Etait-il encore besoin de le préciser: le souscripteur n'est pas le bénéficiaire de l'assurance dommage ouvrage

Article écrit le 20-03-2015 par Didier ARENA

 

LE BÉNÉFICIAIRE DE L'ASSURANCE DOMMAGE OUVRAGE

C Cass 17/12/2014 - N ° 13-22.494 

 

Il est toujours surprenant de voir la Cour de Cassation être obligé de rappeler les principes élémentaires du fonctionnement de l'assurance dommage ouvrage.

En l'espèce, les faits étaient simples et classiques.

 

La Société PARK est intervenue comme maître d'ouvrage d'une opération immobilière gérée par la suite par un syndicat des copropriétaires.

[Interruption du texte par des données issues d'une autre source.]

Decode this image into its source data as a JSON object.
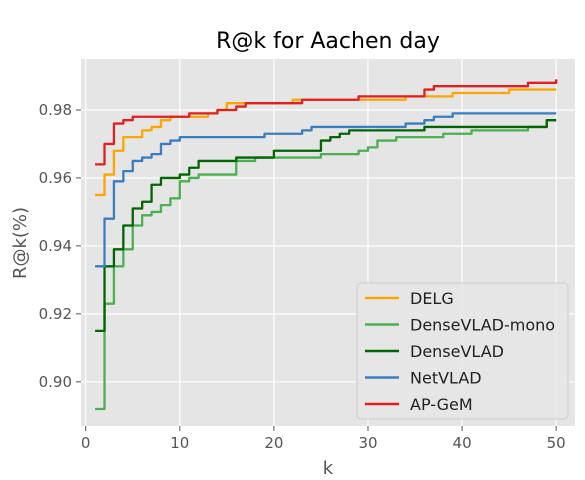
{
  "chart_data": {
    "type": "line",
    "title": "R@k for Aachen day",
    "xlabel": "k",
    "ylabel": "R@k(%)",
    "xlim": [
      -0.5,
      52
    ],
    "ylim": [
      0.887,
      0.995
    ],
    "xticks": [
      0,
      10,
      20,
      30,
      40,
      50
    ],
    "yticks": [
      0.9,
      0.92,
      0.94,
      0.96,
      0.98
    ],
    "grid": true,
    "legend_position": "lower-right",
    "background": "#e5e5e5",
    "x": [
      1,
      2,
      3,
      4,
      5,
      6,
      7,
      8,
      9,
      10,
      11,
      12,
      13,
      14,
      15,
      16,
      17,
      18,
      19,
      20,
      21,
      22,
      23,
      24,
      25,
      26,
      27,
      28,
      29,
      30,
      31,
      32,
      33,
      34,
      35,
      36,
      37,
      38,
      39,
      40,
      41,
      42,
      43,
      44,
      45,
      46,
      47,
      48,
      49,
      50
    ],
    "series": [
      {
        "name": "DELG",
        "color": "#ffa500",
        "values": [
          0.955,
          0.961,
          0.968,
          0.972,
          0.972,
          0.974,
          0.975,
          0.977,
          0.978,
          0.978,
          0.978,
          0.978,
          0.979,
          0.98,
          0.982,
          0.982,
          0.982,
          0.982,
          0.982,
          0.982,
          0.982,
          0.983,
          0.983,
          0.983,
          0.983,
          0.983,
          0.983,
          0.983,
          0.983,
          0.983,
          0.983,
          0.983,
          0.983,
          0.984,
          0.984,
          0.984,
          0.984,
          0.984,
          0.985,
          0.985,
          0.985,
          0.985,
          0.985,
          0.985,
          0.986,
          0.986,
          0.986,
          0.986,
          0.986,
          0.986
        ]
      },
      {
        "name": "DenseVLAD-mono",
        "color": "#4caf50",
        "values": [
          0.892,
          0.923,
          0.934,
          0.939,
          0.946,
          0.949,
          0.95,
          0.952,
          0.954,
          0.959,
          0.96,
          0.961,
          0.961,
          0.961,
          0.961,
          0.965,
          0.965,
          0.966,
          0.966,
          0.966,
          0.966,
          0.966,
          0.966,
          0.966,
          0.967,
          0.967,
          0.967,
          0.967,
          0.968,
          0.969,
          0.971,
          0.971,
          0.972,
          0.972,
          0.972,
          0.972,
          0.972,
          0.973,
          0.973,
          0.973,
          0.974,
          0.974,
          0.974,
          0.974,
          0.974,
          0.974,
          0.975,
          0.975,
          0.977,
          0.977
        ]
      },
      {
        "name": "DenseVLAD",
        "color": "#006400",
        "values": [
          0.915,
          0.934,
          0.939,
          0.946,
          0.951,
          0.953,
          0.958,
          0.96,
          0.96,
          0.961,
          0.963,
          0.965,
          0.965,
          0.965,
          0.965,
          0.966,
          0.966,
          0.966,
          0.966,
          0.968,
          0.968,
          0.968,
          0.968,
          0.968,
          0.971,
          0.972,
          0.973,
          0.974,
          0.974,
          0.974,
          0.974,
          0.974,
          0.974,
          0.974,
          0.974,
          0.975,
          0.975,
          0.975,
          0.975,
          0.975,
          0.975,
          0.975,
          0.975,
          0.975,
          0.975,
          0.975,
          0.975,
          0.975,
          0.977,
          0.977
        ]
      },
      {
        "name": "NetVLAD",
        "color": "#3a7ebf",
        "values": [
          0.934,
          0.948,
          0.959,
          0.962,
          0.965,
          0.966,
          0.967,
          0.97,
          0.971,
          0.972,
          0.972,
          0.972,
          0.972,
          0.972,
          0.972,
          0.972,
          0.972,
          0.972,
          0.973,
          0.973,
          0.973,
          0.973,
          0.974,
          0.975,
          0.975,
          0.975,
          0.975,
          0.975,
          0.975,
          0.975,
          0.975,
          0.975,
          0.975,
          0.976,
          0.976,
          0.977,
          0.978,
          0.978,
          0.979,
          0.979,
          0.979,
          0.979,
          0.979,
          0.979,
          0.979,
          0.979,
          0.979,
          0.979,
          0.979,
          0.979
        ]
      },
      {
        "name": "AP-GeM",
        "color": "#e02020",
        "values": [
          0.964,
          0.97,
          0.976,
          0.977,
          0.978,
          0.978,
          0.978,
          0.978,
          0.978,
          0.978,
          0.979,
          0.979,
          0.979,
          0.98,
          0.98,
          0.981,
          0.982,
          0.982,
          0.982,
          0.982,
          0.982,
          0.982,
          0.983,
          0.983,
          0.983,
          0.983,
          0.983,
          0.983,
          0.984,
          0.984,
          0.984,
          0.984,
          0.984,
          0.984,
          0.984,
          0.986,
          0.987,
          0.987,
          0.987,
          0.987,
          0.987,
          0.987,
          0.987,
          0.987,
          0.987,
          0.987,
          0.988,
          0.988,
          0.988,
          0.989
        ]
      }
    ]
  }
}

Une assurance dommage ouvrage était souscrite auprès de la Cie l'EQUITE.

 

Suite à des désordres survenus après réception affectant parties privatives et parties communes, une expertise judiciaire était ordonnée.

Suite au dépôt du rapport, deux procédures au fonds étaient diligentées, l'une par la Société PARK contre les intervenants à l'acte de construire et l'EQUITE et la seconde par le syndicat des copropriétaires contre la Société PARK et les intervenants à l'acte de construire.

Les deux procédures étaient jointes.

 

Pour des raisons inexpliquées, le syndicat des copropriétaires ne devaient pas conclure contre l'assureur DO ( peut-être était-il prescrit  ?) et seule la Sté PARK devait solliciter la condamnation de l'EQUITE.

 

A juste titre, la CA DE VERSAILLES, dans un arrêt du 11 mars 2013 devait débouter le maître d'ouvrage de cette demande au motif qu'il n'était plus propriétaire du bien et donc plus l'assuré.

 

Le pourvoi faisait valoir que :

 

- tout intéressé à la mise en oeuvre de l'assurance DO avait vocation à actionner une telle assurance, ce qui était le cas de promoteur vendeur.

- la qualité pour agir n'était pas subordonnée à la démonstration préalable du bien fondée de l'action

- même si l'assuré est le propriétaire, la promoteur vendeur souscripteur qui est condamné après la vente à indemniser et à prendre en charge le coût des réparations, est fondé à actionner l'assureur DO.

 

Ces moyens de pourvoi, subtiles et/ou tortueux, devaient être nécessairement rejetés.

 

La Cour de Cassation devaient juger :

 

"Mais attendu qu'ayant constaté qu'à la date de la déclaration de sinistre auprès de la société L'Equité en qualité d'assureur « dommages-ouvrage », effectuée par la société Park avenue, souscripteur de cette garantie, celle-ci n'était plus propriétaire de l'ouvrage qui avait déjà été réceptionné, ni des parties privatives qu'elle avait vendues et relevé que les garanties de la police « dommages-ouvrage » avaient été transférées au syndicat des copropriétaires et aux acquéreurs et que la société Park avenue n'avait pas qualité pour faire cette déclaration de sinistre à ce titre, la cour d'appel a exactement déduit de ces seuls motifs que ses demandes au titre de cette garantie formées à l'encontre de la société L'Equité étaient irrecevables "

 

La Cour de Cassation a donc été amenée à rappeler de nouveau des évidences :

 

- l'assurance DO est une assurance de chose qui ne bénéficie qu'au propriétaire de l'ouvrage au moment de sinistre.

- l'assurance DO ne garantie pas la responsabilité du maître d'ouvrage pris comme constructeur, contrairement à la police CNR qui est souvent souscrite en parallèle de la DO auprès du même assureur

- une fois l'immeuble alinée, seul le syndicat des copropriétaires pour les parties communes, ou les copropriétaires pour les parties privatives sont bénéficiaire de l'assurance DO.